Woahhh there! High time for another post! It's been a month, you say? Impossible!!!
Well. A lot's happened in a month. I'm back to work (hoo-flippity-hah) and am actually writing whilst pumping in The Pump Room. This is the little hole where they send all the horrible and disgusting little mothers who choose to nourish their children in the best way possible.
Okay, that was sarcasm. My bosses are fine with the pumping thing. It was never really a problem. But of course there are people in this world that would have you feel horrible for trying to do the right thing. As if that's something that I'm not already used to.

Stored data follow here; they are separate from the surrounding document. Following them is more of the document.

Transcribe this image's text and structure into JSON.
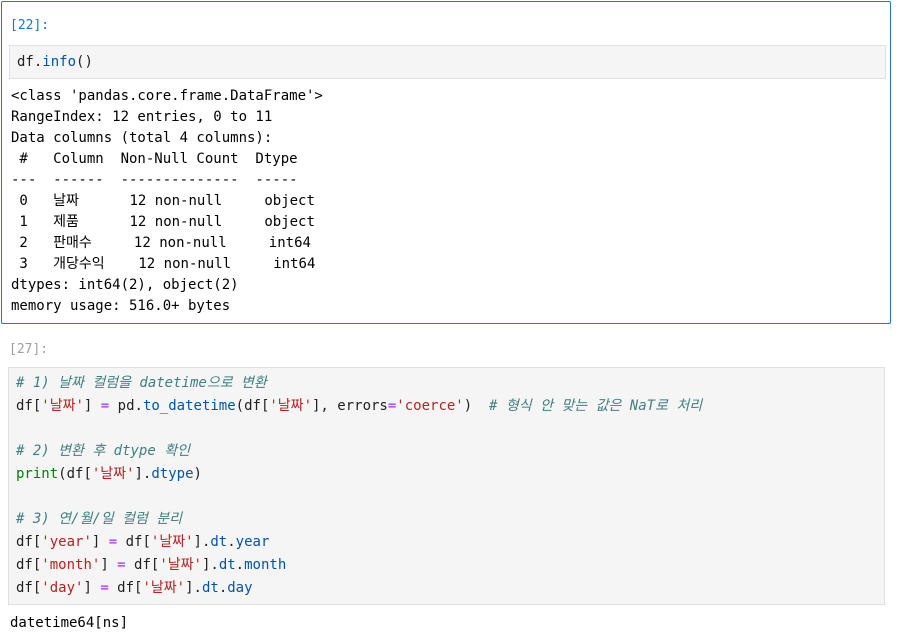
{
  "cell1": {
    "prompt": "[22]:",
    "code": {
      "obj": "df",
      "dot": ".",
      "method": "info",
      "parens": "()"
    },
    "output": [
      "<class 'pandas.core.frame.DataFrame'>",
      "RangeIndex: 12 entries, 0 to 11",
      "Data columns (total 4 columns):",
      " #   Column  Non-Null Count  Dtype ",
      "---  ------  --------------  ----- ",
      " 0   날짜      12 non-null     object",
      " 1   제품      12 non-null     object",
      " 2   판매수     12 non-null     int64 ",
      " 3   개당수익    12 non-null     int64 ",
      "dtypes: int64(2), object(2)",
      "memory usage: 516.0+ bytes"
    ]
  },
  "cell2": {
    "prompt": "[27]:",
    "comment1": "# 1) 날짜 컬럼을 datetime으로 변환",
    "line2": {
      "a": "df[",
      "s1": "'날짜'",
      "b": "] ",
      "eq": "=",
      "c": " pd.",
      "fn": "to_datetime",
      "d": "(df[",
      "s2": "'날짜'",
      "e": "], errors",
      "eq2": "=",
      "s3": "'coerce'",
      "f": ")  ",
      "cmt": "# 형식 안 맞는 값은 NaT로 처리"
    },
    "comment2": "# 2) 변환 후 dtype 확인",
    "line4": {
      "fn": "print",
      "a": "(df[",
      "s1": "'날짜'",
      "b": "].",
      "attr": "dtype",
      "c": ")"
    },
    "comment3": "# 3) 연/월/일 컬럼 분리",
    "assign_lines": [
      {
        "a": "df[",
        "s1": "'year'",
        "b": "] ",
        "eq": "=",
        "c": " df[",
        "s2": "'날짜'",
        "d": "].",
        "attr1": "dt",
        "dot": ".",
        "attr2": "year"
      },
      {
        "a": "df[",
        "s1": "'month'",
        "b": "] ",
        "eq": "=",
        "c": " df[",
        "s2": "'날짜'",
        "d": "].",
        "attr1": "dt",
        "dot": ".",
        "attr2": "month"
      },
      {
        "a": "df[",
        "s1": "'day'",
        "b": "] ",
        "eq": "=",
        "c": " df[",
        "s2": "'날짜'",
        "d": "].",
        "attr1": "dt",
        "dot": ".",
        "attr2": "day"
      }
    ],
    "output": "datetime64[ns]"
  }
}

I've been picked on and mocked my entire life for being one of Jehovah's Witnesses. Even when I quit attending meetings and threw myself at the world, I was always the weird kid in the crowd.

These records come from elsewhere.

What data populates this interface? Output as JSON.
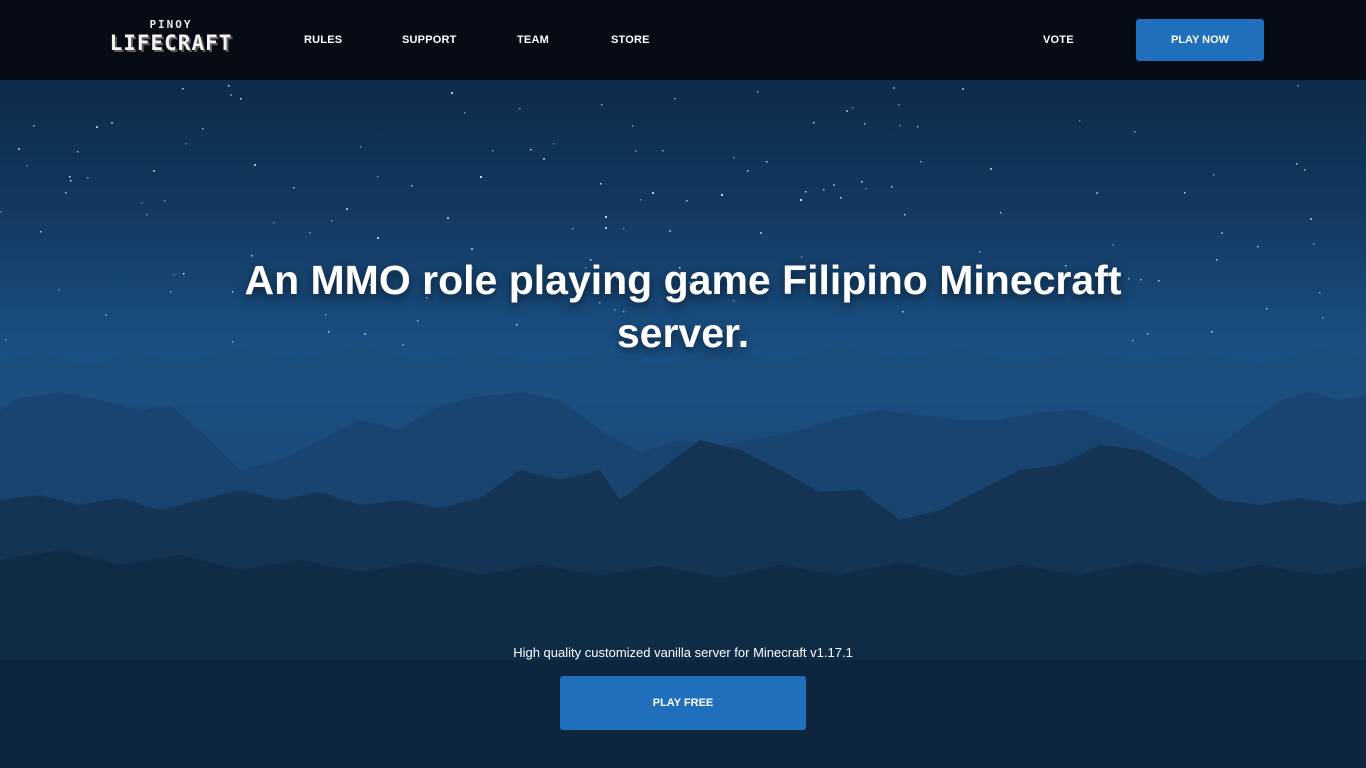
{
  "brand": {
    "logo_top": "PINOY",
    "logo_main": "LIFECRAFT"
  },
  "nav": {
    "rules": "RULES",
    "support": "SUPPORT",
    "team": "TEAM",
    "store": "STORE",
    "vote": "VOTE",
    "play_now": "PLAY NOW"
  },
  "hero": {
    "headline": "An MMO role playing game Filipino Minecraft server.",
    "subtitle": "High quality customized vanilla server for Minecraft v1.17.1",
    "cta": "PLAY FREE"
  },
  "colors": {
    "navbar_bg": "#060b14",
    "accent_button": "#1f6fbd",
    "sky_top": "#0b2440",
    "sky_horizon": "#1e5a92"
  }
}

Man I subject hop like a [insert funny similie here]. I'm so brain dead I've lost my funny. Yet another side effect of new motherhood.

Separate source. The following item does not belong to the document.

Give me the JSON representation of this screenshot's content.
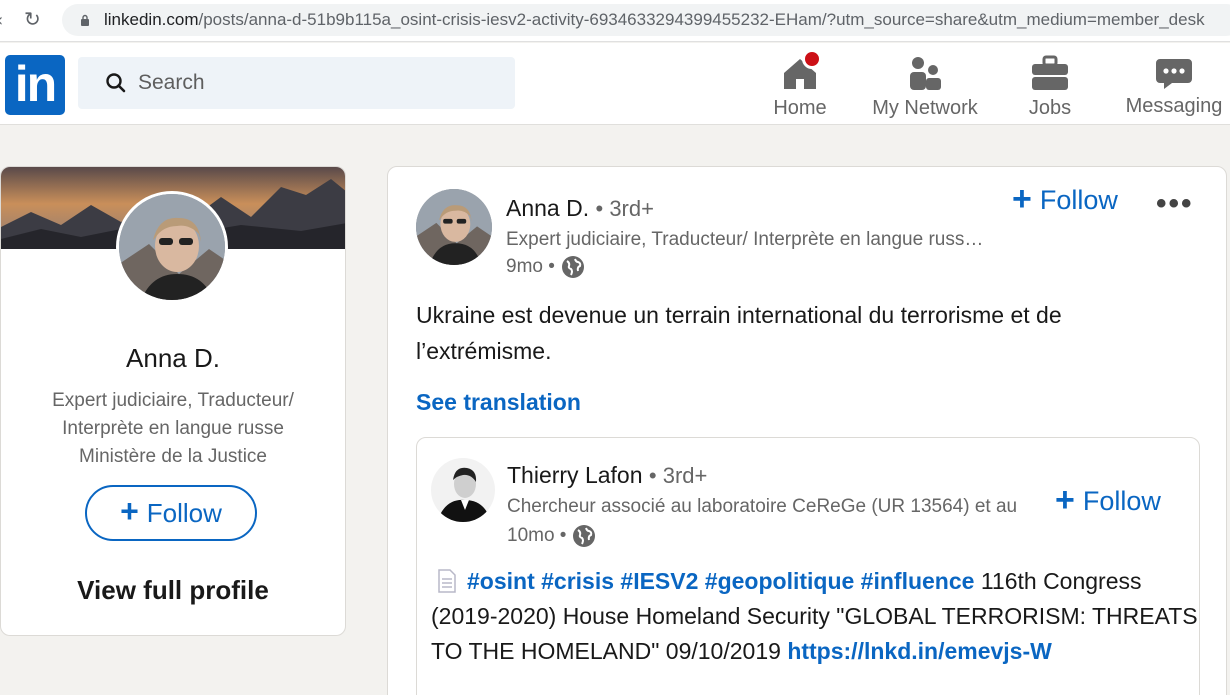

But I try to take it one day at a time. He's two months old now and a little handful. I'm sure I'll look back at this one day and laugh. But really I'm overwhelmed sometimes. There's a lot to do to keep the house going, but it's hard to do when there's this angry little person demanding constantly to be held and nursed and loved. Not that I resent him. Never that. But sure enough there are plenty of days that I just don't even like him. Oh yes, I'm a terrible mother. Stuff a sock in it.
That's partially why I'm so glad to be back at work. Let someone else handle the little people while I find a distraction, something useful to do. I like my job and finding extra things because I like to feel as if I'm helping to keep things running smoothly. (The sort of fulfillment I just can't EVER seem to find at home.)
So here I sit. Pumping. (Moooooo!!! Yes I feel like a dairy cow.) Thank heaven for technology cuz what else on earth would I do for the 20 minutes I spend in my little hole each time I feel near explosion?